Platinum Equity Advisors, a US private equity firm, was among the initial bidders for AA last year, but eventually dropped out ahead of the roadside recovery firm’s proposed takeover by TowerBrook and Warburg Pincus. Under takeover rules, it now has until 26 February to make a firm offer for Marston's.

A bid for the company, whose extreme leverage is comparable to the highly-geared AA and has required covenant waivers from debt investors, will raise hopes that beaten-up shares of stalwart UK sectors might receive interest from long-term private capital. That could help restore the shine for listed pub groups seen before the Covid-19 pandemic hit, when a spate of deal-making saw Greene King, Punch Taverns and Ei Group all acquired at generous multiples.

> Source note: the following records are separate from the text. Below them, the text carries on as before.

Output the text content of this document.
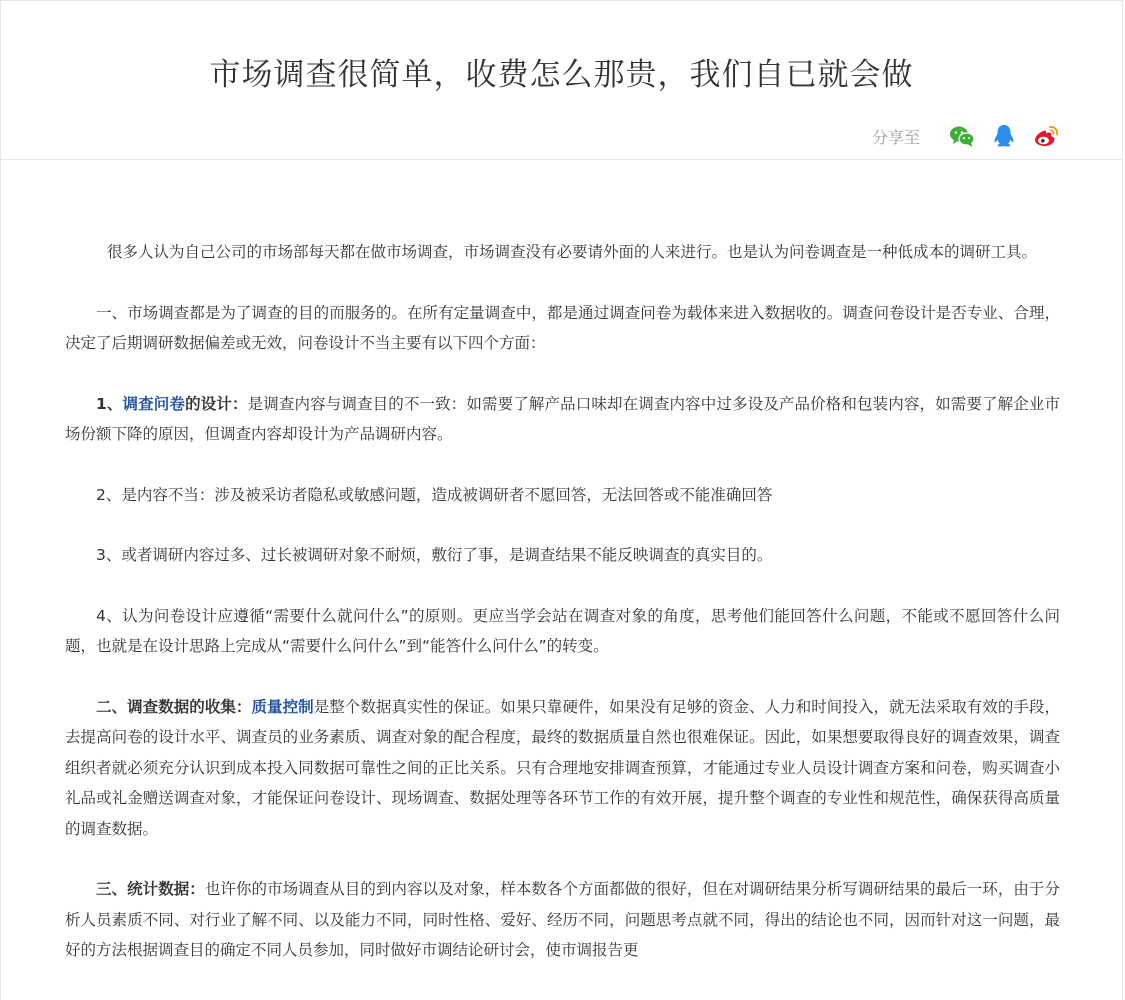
市场调查很简单，收费怎么那贵，我们自已就会做
分享至

很多人认为自己公司的市场部每天都在做市场调查，市场调查没有必要请外面的人来进行。也是认为问卷调查是一种低成本的调研工具。

一、市场调查都是为了调查的目的而服务的。在所有定量调查中，都是通过调查问卷为载体来进入数据收的。调查问卷设计是否专业、合理，决定了后期调研数据偏差或无效，问卷设计不当主要有以下四个方面：

1、调查问卷的设计：是调查内容与调查目的不一致：如需要了解产品口味却在调查内容中过多设及产品价格和包装内容，如需要了解企业市场份额下降的原因，但调查内容却设计为产品调研内容。

2、是内容不当：涉及被采访者隐私或敏感问题，造成被调研者不愿回答，无法回答或不能准确回答

3、或者调研内容过多、过长被调研对象不耐烦，敷衍了事，是调查结果不能反映调查的真实目的。

4、认为问卷设计应遵循“需要什么就问什么”的原则。更应当学会站在调查对象的角度，思考他们能回答什么问题，不能或不愿回答什么问题，也就是在设计思路上完成从“需要什么问什么”到“能答什么问什么”的转变。

二、调查数据的收集：质量控制是整个数据真实性的保证。如果只靠硬件，如果没有足够的资金、人力和时间投入，就无法采取有效的手段，去提高问卷的设计水平、调查员的业务素质、调查对象的配合程度，最终的数据质量自然也很难保证。因此，如果想要取得良好的调查效果，调查组织者就必须充分认识到成本投入同数据可靠性之间的正比关系。只有合理地安排调查预算，才能通过专业人员设计调查方案和问卷，购买调查小礼品或礼金赠送调查对象，才能保证问卷设计、现场调查、数据处理等各环节工作的有效开展，提升整个调查的专业性和规范性，确保获得高质量的调查数据。

三、统计数据：也许你的市场调查从目的到内容以及对象，样本数各个方面都做的很好，但在对调研结果分析写调研结果的最后一环，由于分析人员素质不同、对行业了解不同、以及能力不同，同时性格、爱好、经历不同，问题思考点就不同，得出的结论也不同，因而针对这一问题，最好的方法根据调查目的确定不同人员参加，同时做好市调结论研讨会，使市调报告更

Shares in highly leveraged Mitchells & Butler (MAB) lifted as much as 7 per cent on the bid news, although the reaction was more muted for Young & Co (YNGA), Fuller, Smith & Turner (FSTA) and the better-capitalised JD Wetherspoon (JDW), which last month raised £93.7m in a highly-priced equity placing at 1,120p a share.

The long-term investment appeal of Britons’ drinking habits was also underlined last year when Marston’s signed a £780m joint venture deal with Carlsberg shortly after the virus first wave hit. In the event of a change of control, which a successful takeover would trigger, the Danish brewing giant has the right to acquire the 40 per cent of the venture it doesn’t own for between 8.3 and nine times trailing cash profits.

Marston's directors cited the "transformative" brewing tie-up with Carlsberg and a recent deal to operate 156 pubs within the SA Brain estate in South and West Wales as evidence that the private equity offer undervalues the company.

Another complicating element - which Marston's board does not mention - is how much the pub group’s estate is worth, so soon after management wrote off more than £300m in property impairments and goodwill at the end of 2020.

Factoring in another three months of likely cash burn and the potential break-up value of the group, analysts at Numis see fair value in the shares at 96p – or between nine and 10 times cash profits for 2019. Frankly that looks generous, given the levels of debt and the limited prospects for a trade-based rival bid.

It can't feel nice to be on the end of an opportunistic offer that values your company 19 per cent below its market value at the start of 2020. But a lot has happened since then, and a suddenly half-full pint glass could soon appear half-empty. Hold. AN

Last IC View: Sell, 69p, 10 Dec 2020

This piece has been updated to reflect Marston's response to the bid.